The resulting hour, titled “The Wellstone Agency,” managed to do both of those things with a moving farewell to both Middleton and his alter ego. Though the episode also furthered Red’s pursuit of Liz, its more poignant focus was the loss of Middleton’s DMV regional manager, who died from West Nile virus as his portrayer did in real life.
But sprinkled among the episode’s somber moments — like Red’s heartfelt eulogy for Glen, delivered at the Statue of Liberty — was some levity, including the strange and amusing plot twist that Glen had claimed to have a years-long friendship with singer Huey Lewis. The two men had no such relationship in reality, but in the spirit of preserving the lie and not leaving his mother devastated, Glen had posthumously tasked Red with tracking Lewis down and persuading him to attend Glen’s memorial. (Against all odds, Red pulled it off, and Lewis guest-starred as himself in multiple scenes.)
Below, Blacklist EPs Jon Bokenkamp and John Eisendrath explain how Lewis’ appearance came to be, among other details of the sweet tribute episode.
TVLINE | In a previous interview, we spoke briefly about how you’d address Clark’s death on the show, and it sounded like having Glen pass away was the best fit. Why did Glen’s death feel most suitable, as opposed to writing him out in another way?
BOKENKAMP | We always kick around every idea — good and bad — so yes, we did explore ideas where maybe Glen got fired, or went on a vacation, or maybe we just don’t see Glen again. But Clark was such an important part of The Blacklist that it didn’t take long for us to embrace the idea of recognizing his death within the narrative framework of the show. In fact, it would be weird for us to not acknowledge it. Once we embraced that idea, we felt like we had an opportunity, not only to talk about Glen — who he was, and what he meant to the show — but we had an opportunity to pay tribute to Clark Middleton.
EISENDRATH | We loved Clark. Acknowledging his passing on the show gave us the chance to eulogize both the character he played on the show and, to a certain extent, the man himself.
TVLINE | On a similar note, Glen’s cause of death is noted as West Nile virus — the same as Clark’s cause of death in real life. Was there ever any thought of changing Glen’s cause of death, or did it feel most appropriate to honor what really happened to Clark?
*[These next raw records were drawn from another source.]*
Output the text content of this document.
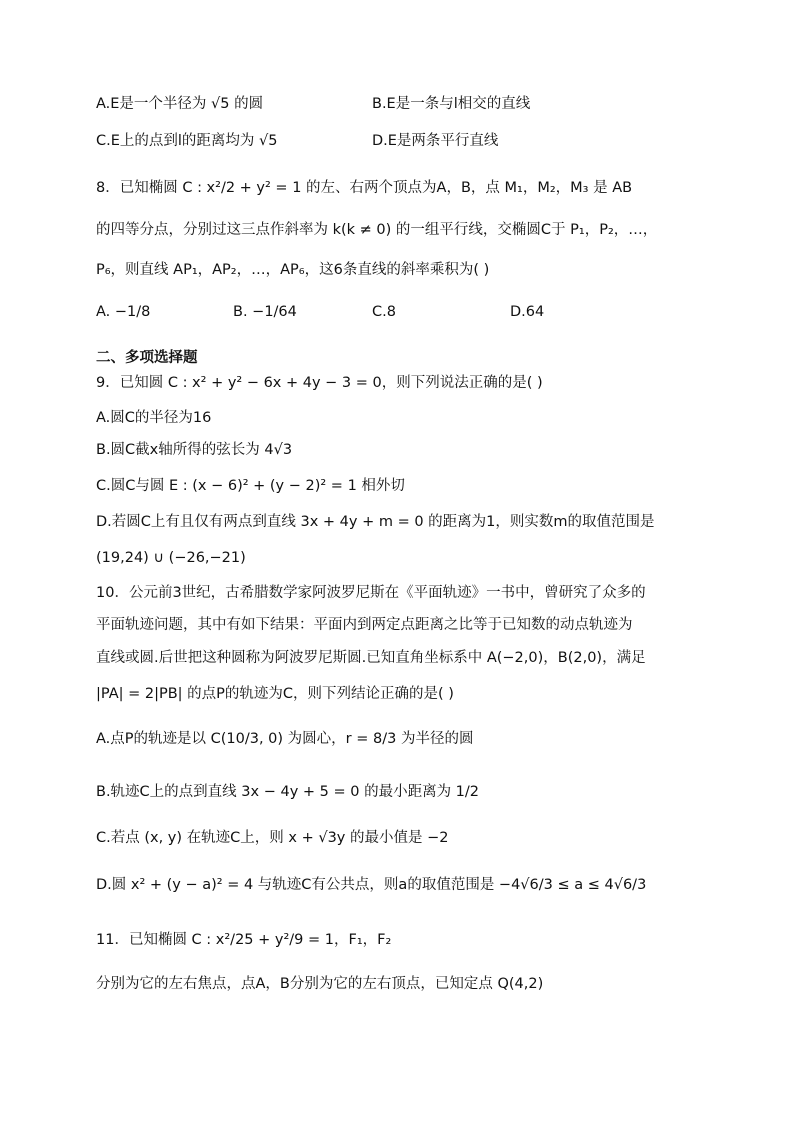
A.E是一个半径为 √5 的圆	B.E是一条与l相交的直线
C.E上的点到l的距离均为 √5	D.E是两条平行直线
8．已知椭圆 C : x²/2 + y² = 1 的左、右两个顶点为A，B，点 M₁，M₂，M₃ 是 AB
的四等分点，分别过这三点作斜率为 k(k ≠ 0) 的一组平行线，交椭圆C于 P₁，P₂，…，
P₆，则直线 AP₁，AP₂，…，AP₆，这6条直线的斜率乘积为( )
A. −1/8	B. −1/64	C.8	D.64
二、多项选择题
9．已知圆 C : x² + y² − 6x + 4y − 3 = 0，则下列说法正确的是( )
A.圆C的半径为16
B.圆C截x轴所得的弦长为 4√3
C.圆C与圆 E : (x − 6)² + (y − 2)² = 1 相外切
D.若圆C上有且仅有两点到直线 3x + 4y + m = 0 的距离为1，则实数m的取值范围是
(19,24) ∪ (−26,−21)
10．公元前3世纪，古希腊数学家阿波罗尼斯在《平面轨迹》一书中，曾研究了众多的
平面轨迹问题，其中有如下结果：平面内到两定点距离之比等于已知数的动点轨迹为
直线或圆.后世把这种圆称为阿波罗尼斯圆.已知直角坐标系中 A(−2,0)，B(2,0)，满足
|PA| = 2|PB| 的点P的轨迹为C，则下列结论正确的是( )
A.点P的轨迹是以 C(10/3, 0) 为圆心，r = 8/3 为半径的圆
B.轨迹C上的点到直线 3x − 4y + 5 = 0 的最小距离为 1/2
C.若点 (x, y) 在轨迹C上，则 x + √3y 的最小值是 −2
D.圆 x² + (y − a)² = 4 与轨迹C有公共点，则a的取值范围是 −4√6/3 ≤ a ≤ 4√6/3
11．已知椭圆 C : x²/25 + y²/9 = 1，F₁，F₂
分别为它的左右焦点，点A，B分别为它的左右顶点，已知定点 Q(4,2)
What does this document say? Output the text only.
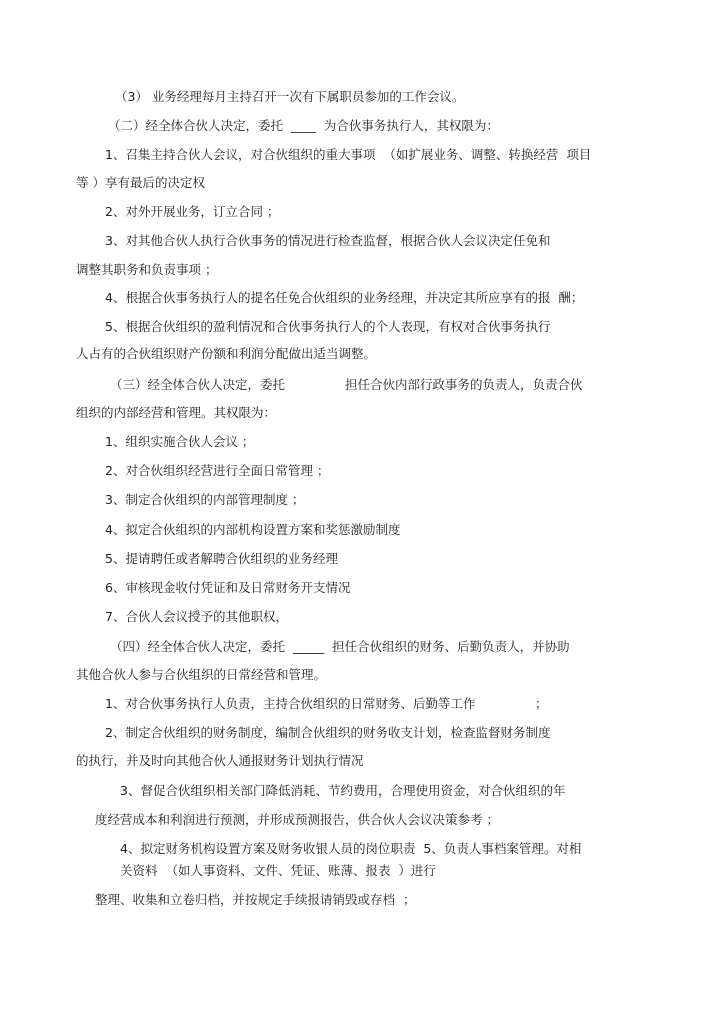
（3） 业务经理每月主持召开一次有下属职员参加的工作会议。
（二）经全体合伙人决定，委托  ____  为合伙事务执行人，其权限为：
1、召集主持合伙人会议，对合伙组织的重大事项  （如扩展业务、调整、转换经营  项目
等 ）享有最后的决定权
2、对外开展业务，订立合同 ；
3、对其他合伙人执行合伙事务的情况进行检查监督，根据合伙人会议决定任免和
调整其职务和负责事项 ；
4、根据合伙事务执行人的提名任免合伙组织的业务经理，并决定其所应享有的报  酬；
5、根据合伙组织的盈利情况和合伙事务执行人的个人表现，有权对合伙事务执行
人占有的合伙组织财产份额和利润分配做出适当调整。

（三）经全体合伙人决定，委托

	担任合伙内部行政事务的负责人，负责合伙

组织的内部经营和管理。其权限为：
1、组织实施合伙人会议 ；
2、对合伙组织经营进行全面日常管理 ；
3、制定合伙组织的内部管理制度 ；
4、拟定合伙组织的内部机构设置方案和奖惩激励制度
5、提请聘任或者解聘合伙组织的业务经理
6、审核现金收付凭证和及日常财务开支情况
7、合伙人会议授予的其他职权，
（四）经全体合伙人决定，委托  _____  担任合伙组织的财务、后勤负责人，并协助
其他合伙人参与合伙组织的日常经营和管理。

1、对合伙事务执行人负责，主持合伙组织的日常财务、后勤等工作

	；

2、制定合伙组织的财务制度，编制合伙组织的财务收支计划，检查监督财务制度
的执行，并及时向其他合伙人通报财务计划执行情况
3、督促合伙组织相关部门降低消耗、节约费用，合理使用资金，对合伙组织的年
度经营成本和利润进行预测，并形成预测报告，供合伙人会议决策参考 ；
4、拟定财务机构设置方案及财务收银人员的岗位职责  5、负责人事档案管理。对相
关资料  （如人事资料、文件、凭证、账薄、报表  ）进行
整理、收集和立卷归档，并按规定手续报请销毁或存档  ；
BOKENKAMP | Honestly, during this time of COVID, with so many people dying tragically, it was a total shock when we learned that Clark died from West Nile. It was just so random, strange and unexpected. We thought, “Well, that is what happened. It caught us by surprise, and maybe it should catch the characters on our show by surprise.”
TVLINE | How did Huey Lewis’ appearance come together? Was he always the celebrity named in the script, or did you have to tweak that based on who you could get on the show?
BOKENKAMP | First off, I’m a huge Huey Lewis fan. I’ve always loved his music. My kids now love his music. And we were desperate to get him into the show. But the truth is, one of my dear friends, Kurt Kuenne, is a frequent director on The Blacklist and also happens to be working on a new documentary about Huey, and he’s gotten to know him quite well. So when the show made the offer to Huey, I called Kurt and begged him to please reach out directly and explain that this isn’t just another episode of television, this is a tribute to a guy that the show, and fans of the show, absolutely loved. Huey totally got it. He was a great sport, a total pro and he’s absolutely really fantastic in the episode.
TVLINE | And I loved Red’s eulogy for Glen, just a really lovely scene to end the episode. In writing that monologue, did you feel any sense of responsibility, or pressure, to be eulogizing Clark at the same time? Was it a difficult monologue to get just right?
BOKENKAMP | What James [Spader] does in that monologue is just astounding. It really is one of my favorite moments of the series. The time he takes and the emotion he brings to the scene is just beautiful. As far as the words — this is probably no secret, but that speech isn’t so much about Glen Carter as it is about Clark Middleton and how much we are going to miss him. He wasn’t just a great actor, he was a really sweet and smart guy, and I feel blessed for the time we got to spend together.
EISENDRATH | [There wasn’t] pressure, so much as a desire to honor how we felt about him. He overcame some significant hurdles in his life. There’s a fearlessness in that, and that fearlessness was fundamental to his connection to Reddington. Spader spoke to that on the show as a way to honor Glen. We hope, in some small way, it honored Clark, as well.